Entre as recomendações estavam: Suspensão imediata da cobrança da tarifa; Revogação imediata do Contrato 001/2009/Detran; Criação de comissão para estudar o caso e definir o que deve ser feito com os valores arrecadados, considerando inclusive os custos de prestação dos serviços pela empresa e a arrecadação em excesso e Acionar a PGE para as providências cabíveis.
 
Constatações:
 
*O edital da licitação exigiu documentos de qualificação técnica desnecessários para a concessão do serviço, o que restringiu  a competitividade do certame. Entre as exigências necessárias: registro no Conselho Regional de Administração e visitas técnicas às unidades do Detran em 62 municípios;
 
*Erro formal no processo licitatório já que a Lei (n. 9.308/2010) que autorizada a concessão somente foi editada após o fim do certame;
 
*Por ser uma atividade estatal, o serviço deveria ser cobrado em forma de tributo (taxa) previsto em lei e não de tarifa estabelecida em portaria. Como esta lei não existe, trata-se de uma cobrança ilegal;
 
*O serviço não poderia ser delegado a um ente privado. A Resolução 320/2009 do Contran prevê que a supervisão e controle desse serviço é privativo do poder público e não pode ser transferido a terceiros. Mas as atividades foram completamente repassadas à empresa, desde a arrecadação até a execução dos serviços. Trata-se de um vício de legalidade;
 
*O valor cobrado não guarda proporção com a contraprestação oferecida, indo contra a ideia de modicidade das tarifas. As cobranças variavas de R$ 100 a R$ 400 por um serviço relativamente simples. Desvinculação entre o custo do serviço prestado e o valor cobrado pelo Estado.

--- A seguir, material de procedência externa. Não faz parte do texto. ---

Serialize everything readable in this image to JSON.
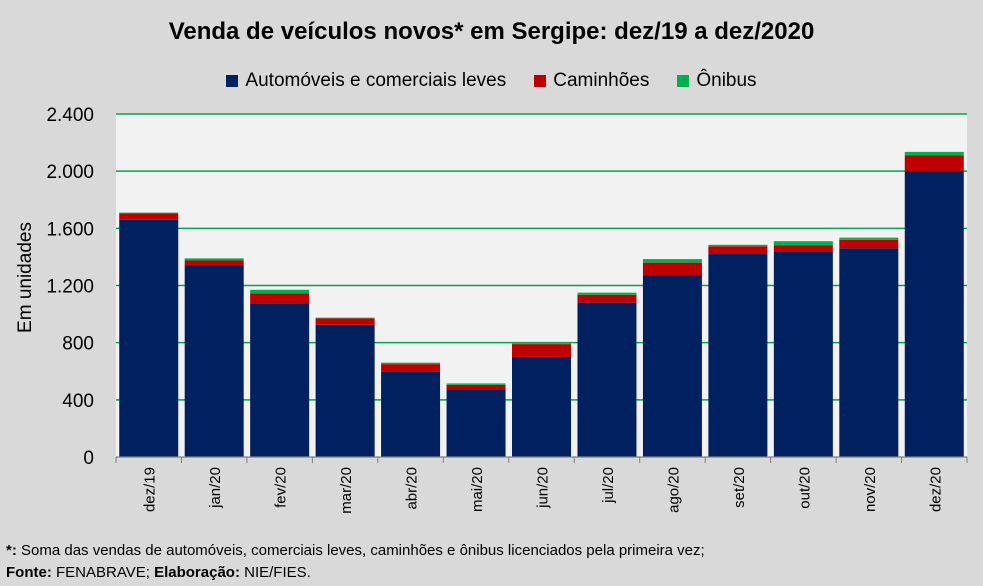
{
  "chart_data": {
    "type": "bar",
    "stacked": true,
    "title": "Venda de veículos novos* em Sergipe: dez/19 a dez/2020",
    "xlabel": "",
    "ylabel": "Em unidades",
    "ylim": [
      0,
      2400
    ],
    "yticks": [
      0,
      400,
      800,
      1200,
      1600,
      2000,
      2400
    ],
    "ytick_labels": [
      "0",
      "400",
      "800",
      "1.200",
      "1.600",
      "2.000",
      "2.400"
    ],
    "grid": true,
    "legend_position": "top",
    "categories": [
      "dez/19",
      "jan/20",
      "fev/20",
      "mar/20",
      "abr/20",
      "mai/20",
      "jun/20",
      "jul/20",
      "ago/20",
      "set/20",
      "out/20",
      "nov/20",
      "dez/20"
    ],
    "series": [
      {
        "name": "Automóveis e comerciais leves",
        "color": "#002060",
        "values": [
          1660,
          1340,
          1075,
          925,
          600,
          475,
          700,
          1080,
          1270,
          1420,
          1440,
          1460,
          2000
        ]
      },
      {
        "name": "Caminhões",
        "color": "#c00000",
        "values": [
          45,
          35,
          70,
          45,
          50,
          30,
          90,
          55,
          90,
          55,
          40,
          60,
          110
        ]
      },
      {
        "name": "Ônibus",
        "color": "#00b050",
        "values": [
          5,
          15,
          25,
          5,
          10,
          10,
          5,
          15,
          25,
          10,
          30,
          15,
          25
        ]
      }
    ]
  },
  "colors": {
    "plot_background": "#f2f2f2",
    "gridline": "#00a651",
    "figure_background": "#d9d9d9"
  },
  "footnote": {
    "line1_mark": "*:",
    "line1_text": " Soma das vendas de automóveis, comerciais leves, caminhões e ônibus licenciados pela primeira vez;",
    "fonte_label": "Fonte:",
    "fonte_text": " FENABRAVE; ",
    "elaboracao_label": "Elaboração:",
    "elaboracao_text": " NIE/FIES."
  }
}
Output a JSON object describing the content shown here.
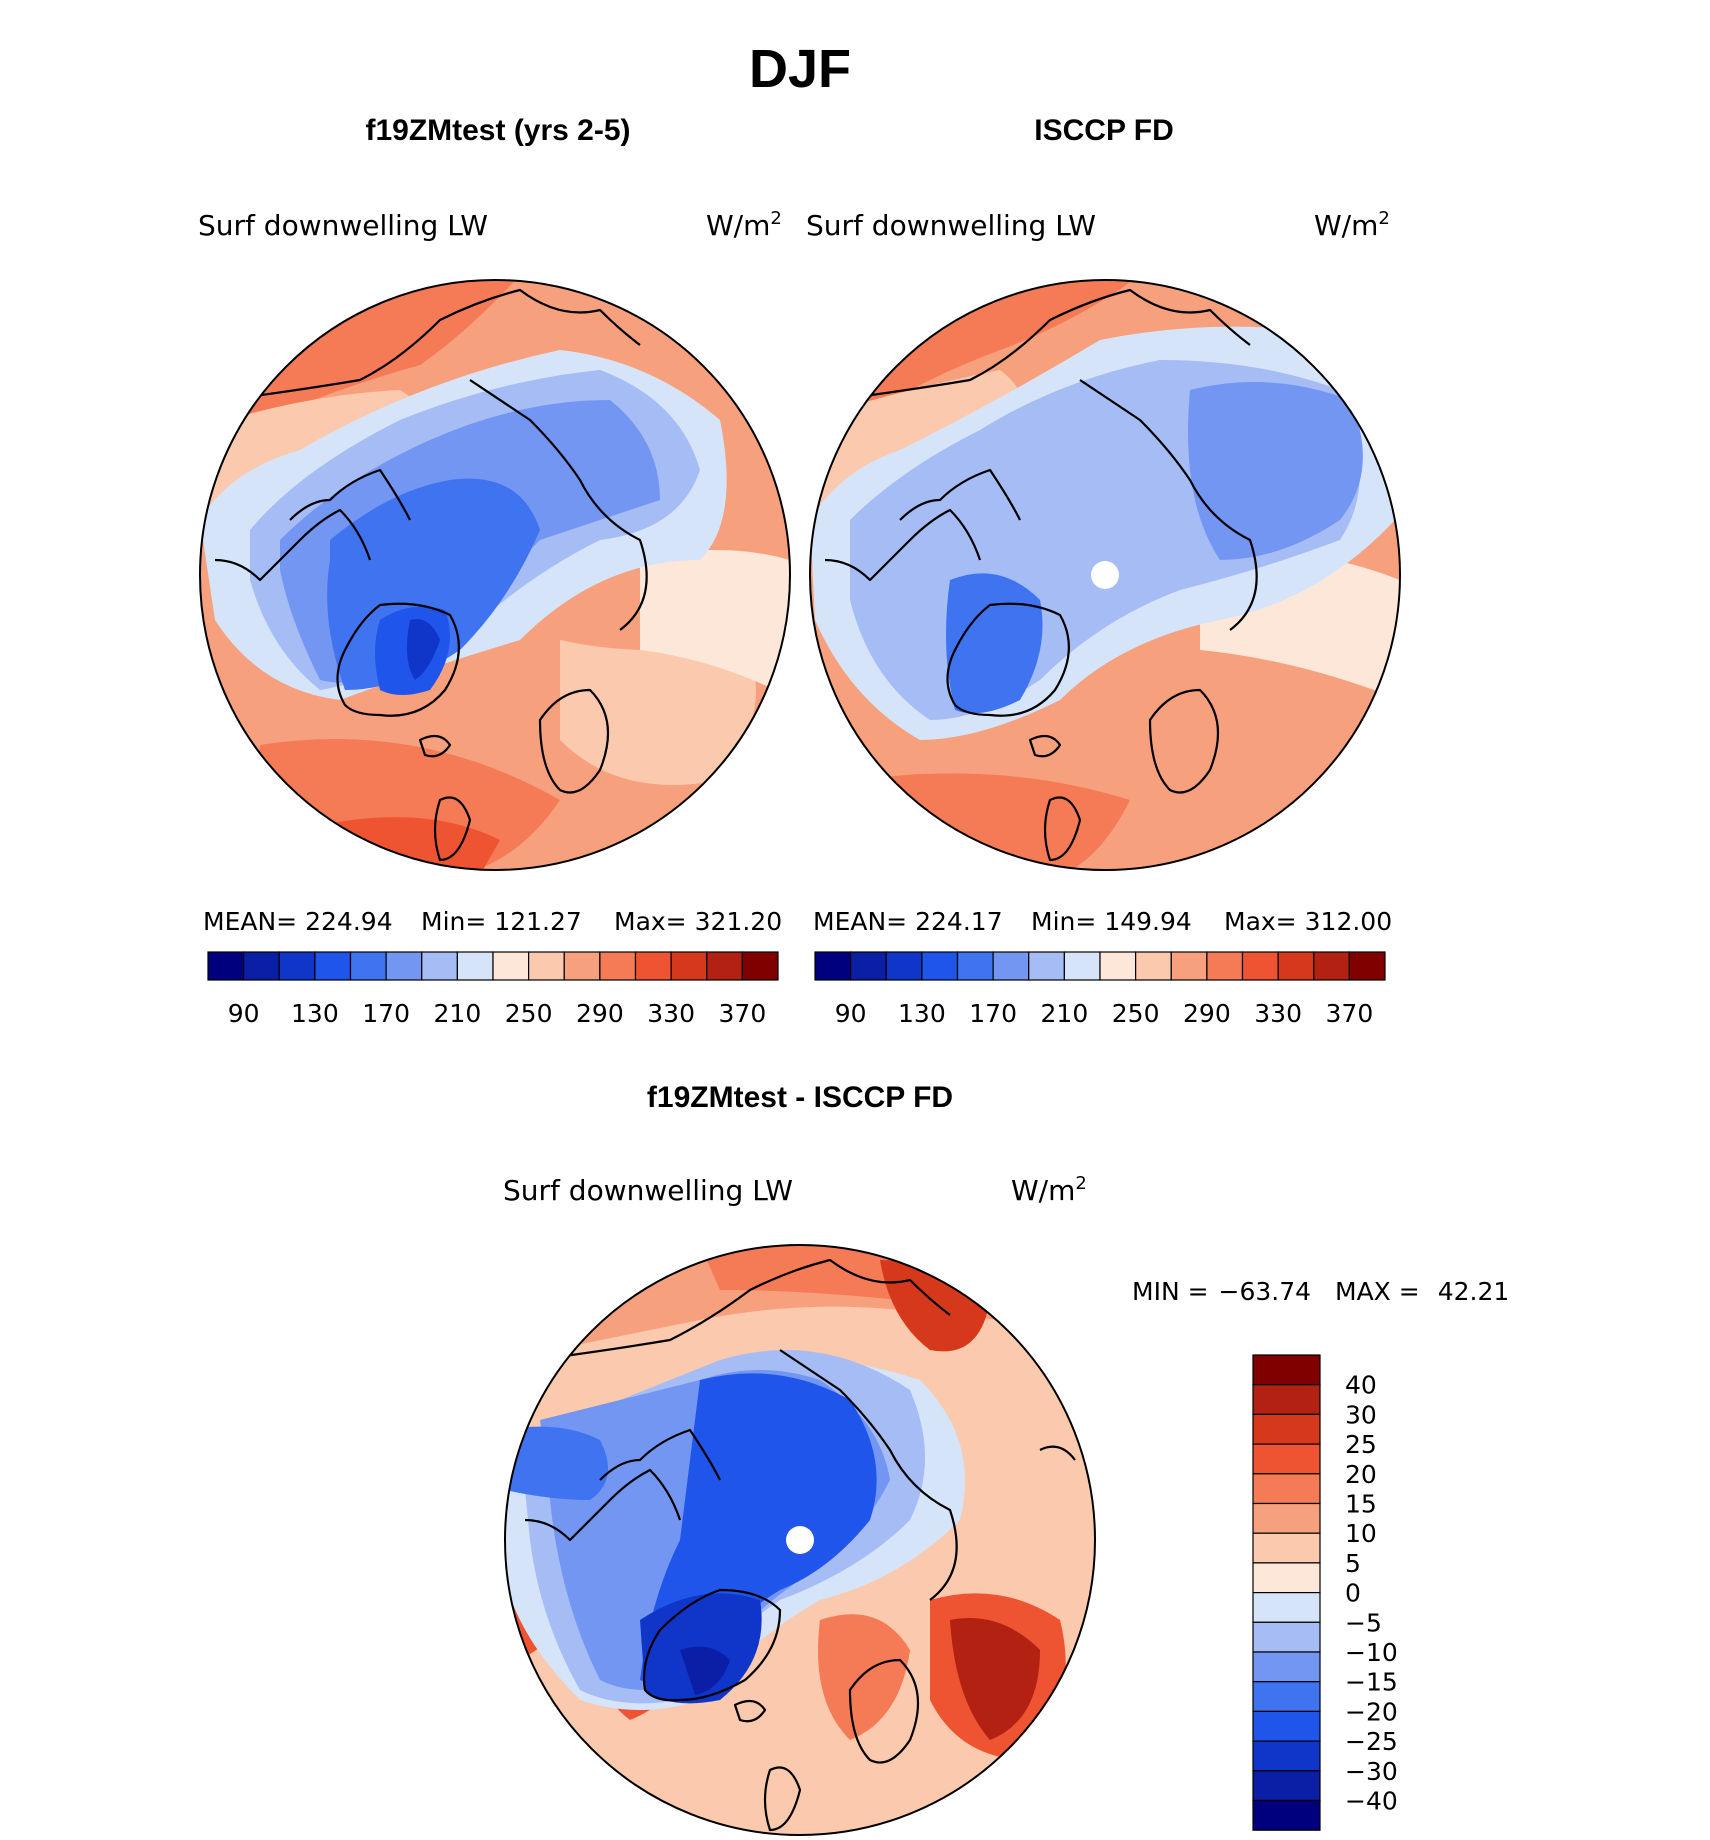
{
  "page_title": "DJF",
  "panels": [
    {
      "title": "f19ZMtest (yrs 2-5)",
      "variable": "Surf downwelling LW",
      "units_base": "W/m",
      "units_exp": "2",
      "stats": {
        "mean_label": "MEAN=",
        "mean": "224.94",
        "min_label": "Min=",
        "min": "121.27",
        "max_label": "Max=",
        "max": "321.20"
      },
      "colorbar_ticks": [
        "90",
        "130",
        "170",
        "210",
        "250",
        "290",
        "330",
        "370"
      ]
    },
    {
      "title": "ISCCP FD",
      "variable": "Surf downwelling LW",
      "units_base": "W/m",
      "units_exp": "2",
      "stats": {
        "mean_label": "MEAN=",
        "mean": "224.17",
        "min_label": "Min=",
        "min": "149.94",
        "max_label": "Max=",
        "max": "312.00"
      },
      "colorbar_ticks": [
        "90",
        "130",
        "170",
        "210",
        "250",
        "290",
        "330",
        "370"
      ]
    }
  ],
  "diff_panel": {
    "title": "f19ZMtest - ISCCP FD",
    "variable": "Surf downwelling LW",
    "units_base": "W/m",
    "units_exp": "2",
    "min_label": "MIN =",
    "min": "−63.74",
    "max_label": "MAX =",
    "max": "42.21",
    "colorbar_labels": [
      "40",
      "30",
      "25",
      "20",
      "15",
      "10",
      "5",
      "0",
      "−5",
      "−10",
      "−15",
      "−20",
      "−25",
      "−30",
      "−40"
    ]
  },
  "abs_colors": [
    "#00007e",
    "#0a1fa6",
    "#0f36c9",
    "#1f55eb",
    "#3f73f0",
    "#7396f2",
    "#a5bcf5",
    "#d6e4fa",
    "#fde7d8",
    "#fbc9ad",
    "#f7a07d",
    "#f47b55",
    "#ee5431",
    "#d6381b",
    "#b32112",
    "#800000"
  ],
  "diff_colors": [
    "#800000",
    "#b32112",
    "#d6381b",
    "#ee5431",
    "#f47b55",
    "#f7a07d",
    "#fbc9ad",
    "#fde7d8",
    "#d6e4fa",
    "#a5bcf5",
    "#7396f2",
    "#3f73f0",
    "#1f55eb",
    "#0f36c9",
    "#0a1fa6",
    "#00007e"
  ]
}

O serviço realizado para uma motocicleta de até 250 cilindradas, por exemplo, era basicamente o mesmo para um utilitário pesado, sendo completamente desarrazoável e desproporcional uma diferença de valor que chega a ser de 4 entre esta e aquela. Descompasso entre o valor arrecadado (R$ 22.317.673,23 no ano de 2011) e o custo da operação (R$ 4.809.964,32 no ano de 2011). O valor arrecadado pela empresa concessionária corresponde a aproximadamente 4,5 vezes o valor do custo real da operação dos serviços.
 
*90% do valor arrecadado ficava com a empresa. O Estado recebia apenas 10%, sem haver qualquer comprovação dos valores reais dos serviços prestados pela empresa. Não havia acompanhamento dos serviços prestados pela FDL bem como dos valores arrecadados. Em 2011, a empresa arrecadou R$ 24.797.414,70, reteve R$ 22.317.673,23 (equivalente os 90% arrecadados) para si e repassou R$ 2.479.741,47 ao Detran (equivalente aos 10% previstos no contrato).
 
Bereré
 
Durante a operação, mandados foram cumpridos na Assembleia Legislativa de Mato Grosso e na casa de Savi e Eduardo Botelho (PSB). O ex-deputado federal Pedro Henry é alvo também. O presidente da Assembleia Legislativa de Mato Grosso, Eduardo Botelho (PSB), é outro investigado.
 
A ação é um desdobramento da colaboração premiada do ex-presidente do Departamento Estadual de Trânsito de Mato Grosso (Detran-MT), Teodoro Lopes, o “Doia". Dentre as informações prestadas por Doia, consta suposto  esquema de cobrança de propina com uma empresa que prestava serviços de gravame - um registro do Detran.